Interest rates generally fall between 4.5% + the prime rate and 6.5% + the prime rate. If issued as a line of credit, this SBA lending solution will have a term of up to seven years. If, however, it is issued as a term loan, the terms are the same as those for a 7(a) loan.
SBA 504 Loans
SBA 504 loans are provided by Certified Development Companies (CDCs), which are non-profit organizations that have been certified to issue this particular type of SBA financing. Frequently referred to as “SBA real estate loans,” this is a long-term financing option used to purchase commercial real estate, equipment, and upgrades or improvements to an existing structure. These loans are available for up to $5 million (or $5.5 million if the project relates to certain energy policies).
Typically, the assets being financed are used as collateral on the loan, and you can obtain a loan term of 10 or 20 years. Loan rates fluctuate based on the 5-year and 10-year U.S. Treasury bonds, but they typically fall between 4% and 5%.
An SBA microloan can be used to access working capital, purchase equipment and machinery, or to refinance debt. It cannot, however, be used to finance real estate purchases.
>> Read More: Compare microloans for small businesses
Microloan rates and terms are dependent on a variety of factors including the loan amount, intended use, and lender requirements. However, this type of SBA loan typically carries an interest rate between 8% and 13%, and all loans must be repaid in six years or less.
How to Get an SBA Loan
If you’re considering an SBA guaranteed loan, you can either begin your application on the SBA website or work with a traditional bank that has been certified as an SBA lender.
If you choose to begin the application on the SBA website, you will be required to answer a few simple questions, the answers to which will be used to pair you with an appropriate lender. If working directly with a bank or other lender, it’s important to identify the type of SBA loan you wish to apply for and to verify that your chosen lender offers that particular type of SBA financing.
It’s important to shop around to compare rates and loan terms. However, regardless of what lender you choose, you can usually expect the SBA loan application process to take anywhere from 60 to 90 days.
You can improve the speed and efficiency of the loan application process by being prepared with all of the required information. In most cases, you will need to provide the following documentation:
- Basic business information (e.g., name, address, years in business, number of employees, etc.)
- Personal credit score
- Background and financial statement (SBA Form 912 and SBA Form 413)
- Business plan and history
- Profit and loss statement
- Projected financial statements
- Business tax returns
- Business certificates and license
- Ownership & affiliation statement
- Loan application history
- Business lease, if applicable
Ask the Expert
President of the Excelsior Growth Fund
SBA loans are a great way for businesses that are starting or expanding to access affordable loans. SBA microloans up to $50,000 can provide support for almost any business purpose. Larger SBA loans up to $5.5 million are also available and come with the support of a government guarantee, which makes them perfect for small businesses that might have difficulty getting more traditional financing.
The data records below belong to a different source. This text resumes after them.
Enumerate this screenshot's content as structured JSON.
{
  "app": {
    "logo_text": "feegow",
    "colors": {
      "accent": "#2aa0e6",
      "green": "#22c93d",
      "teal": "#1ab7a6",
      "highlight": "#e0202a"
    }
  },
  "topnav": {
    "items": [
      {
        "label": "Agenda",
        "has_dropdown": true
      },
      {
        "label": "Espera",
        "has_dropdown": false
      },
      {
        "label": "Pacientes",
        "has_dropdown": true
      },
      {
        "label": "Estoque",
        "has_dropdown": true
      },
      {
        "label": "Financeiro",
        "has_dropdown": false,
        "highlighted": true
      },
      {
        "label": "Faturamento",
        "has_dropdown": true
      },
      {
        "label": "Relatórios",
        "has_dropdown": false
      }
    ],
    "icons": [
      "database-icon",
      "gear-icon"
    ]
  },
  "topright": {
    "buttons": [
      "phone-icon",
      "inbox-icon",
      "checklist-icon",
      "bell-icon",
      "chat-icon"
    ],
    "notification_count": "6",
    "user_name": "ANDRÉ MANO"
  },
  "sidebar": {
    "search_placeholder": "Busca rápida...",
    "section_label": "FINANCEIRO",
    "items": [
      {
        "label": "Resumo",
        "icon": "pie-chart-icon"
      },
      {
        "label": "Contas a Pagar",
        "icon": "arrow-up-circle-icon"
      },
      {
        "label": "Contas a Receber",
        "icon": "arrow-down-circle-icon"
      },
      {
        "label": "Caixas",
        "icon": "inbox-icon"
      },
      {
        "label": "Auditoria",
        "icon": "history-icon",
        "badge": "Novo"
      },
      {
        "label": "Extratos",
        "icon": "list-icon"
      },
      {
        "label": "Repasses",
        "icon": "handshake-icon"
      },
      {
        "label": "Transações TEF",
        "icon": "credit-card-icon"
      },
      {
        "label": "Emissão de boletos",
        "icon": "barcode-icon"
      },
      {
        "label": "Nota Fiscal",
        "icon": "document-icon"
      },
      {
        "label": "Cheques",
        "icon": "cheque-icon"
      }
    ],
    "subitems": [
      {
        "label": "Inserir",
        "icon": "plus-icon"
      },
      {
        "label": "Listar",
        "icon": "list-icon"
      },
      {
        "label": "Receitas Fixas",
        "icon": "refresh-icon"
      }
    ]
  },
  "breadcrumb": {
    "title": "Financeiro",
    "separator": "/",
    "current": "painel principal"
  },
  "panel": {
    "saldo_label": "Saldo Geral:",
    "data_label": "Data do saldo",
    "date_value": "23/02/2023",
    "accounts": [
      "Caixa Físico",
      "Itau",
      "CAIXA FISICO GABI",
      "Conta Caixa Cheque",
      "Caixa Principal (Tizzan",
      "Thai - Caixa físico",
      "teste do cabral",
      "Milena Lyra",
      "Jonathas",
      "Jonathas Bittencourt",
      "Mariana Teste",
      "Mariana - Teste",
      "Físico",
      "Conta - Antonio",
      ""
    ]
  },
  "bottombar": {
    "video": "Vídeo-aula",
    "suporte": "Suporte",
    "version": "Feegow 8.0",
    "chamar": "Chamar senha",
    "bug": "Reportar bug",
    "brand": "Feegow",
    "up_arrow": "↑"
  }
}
The SBA has a great tool called Lender Match that makes it easy to find a SBA lender in your area.
At Excelsior Growth Fund, we always encourage small business owners to understand the true cost of financing and what the APR, or annual percentage rate, will be on a loan before borrowing. Today’s small business owner has access to hundreds of loan options that range from local banks to online lenders. Always read the fine print and ensure that you can handle the monthly (or daily) payment terms and that the APR is not predatory.
SBA loans are often more affordable than traditional business loans, so you should consider them when comparing your financing options. However, it’s important to note that the application process can be complex, and therefore, it’s important to thoroughly review the various SBA lending options, gather all pertinent information and documentation, and provide adequate time for funding to take place.